What about SRv6 locators and SRv6 End SID?
Again, I 'm not familiar with OSPF, but if we believe Admin Tags are a good 
thing (and I do) they would likely be a good thing for SRv6.


§4 Protocol Operation

"An OSPF router supporting this specification MUST be able to advertise and 
interpret at least one 32-bit tag for all type of prefixes."

Ah... here we are....
I would prefer that implementation support the any number of tags. Just like 
for BGP community (simple, large, extended, wide... all types of BGP 
communities have no restriction to a single community).
Especially since I've experienced this limitation with IS-IS already, and this 
is painful. Essentially, once you have chosen 1 usage for tag, you can't use 
tags for another usage which is strongly limiting the feature. This is also a 
big contradictory with the Abstract as the definition of this new sub-TLV is 
also to allow for multiple tags "Previously, OSPFv2 and OSPFv3 were relegated 
to a single tag".
And this is all the more painful when merging two networks which have a 
different usage for the tag (e.g. one for "selective prefix prioritization" 
during FIB rewrite and one for selective prefix redistribution between 
level/domains.

I don't really expect to be heard on this point, but when doing feature for 
operators -and admin tags is typically for network operations- it would be good 
to listen to network operators rather than making it easy to implement for 
vendors. (because those days, most implementors will typically only implement 
the minimal feature set to claim compliance, and with a LS IGP, even a good 
implementation will be limited by the weakest implementation in the flooding 
domain).

So given this added arbitrary limitation, tags order matter (cf above). And now 
we do need implementation to enforce ordering during configuration, 
origination, reception, redistribution). Is this really going to be more simple 
for implementation. (except for the basic implementation only handling the 
first tag)


"The maximum tags that an implementation supports is a local matter depending 
upon supported applications using prefix tags."
I'm not sure about this. In a LS IGP, we typically need consistency within the 
flooding domain (although this may depends on the application).
Please add a discussion about this in section 6 "Management Considerations"

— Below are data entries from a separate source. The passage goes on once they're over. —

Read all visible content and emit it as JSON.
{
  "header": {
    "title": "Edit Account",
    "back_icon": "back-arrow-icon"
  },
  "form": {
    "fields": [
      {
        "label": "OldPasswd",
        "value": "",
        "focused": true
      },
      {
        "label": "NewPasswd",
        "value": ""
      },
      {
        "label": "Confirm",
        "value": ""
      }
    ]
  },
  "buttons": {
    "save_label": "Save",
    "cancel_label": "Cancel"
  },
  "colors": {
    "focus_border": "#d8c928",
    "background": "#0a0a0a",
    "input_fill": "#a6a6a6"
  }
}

"When tags are advertised for AS External or NSSA LSA prefixes, the existing 
tag in the OSPFv2 and OSPFv3 AS-External-LSA and NSSA-LSA encodings SHOULD be 
utilized for the first tag."
Do you expect/mandate implementations to support admin-tags in _addition_ to 
existing tag. IOW, implementations will need to support at least 2 tags, one 
from "existing" tags, and one from the new tag? If not, sorry but I fail to see 
the benefit of this new document, as the new tag could only be used to 
advertise the same tag value. Bringing no new value.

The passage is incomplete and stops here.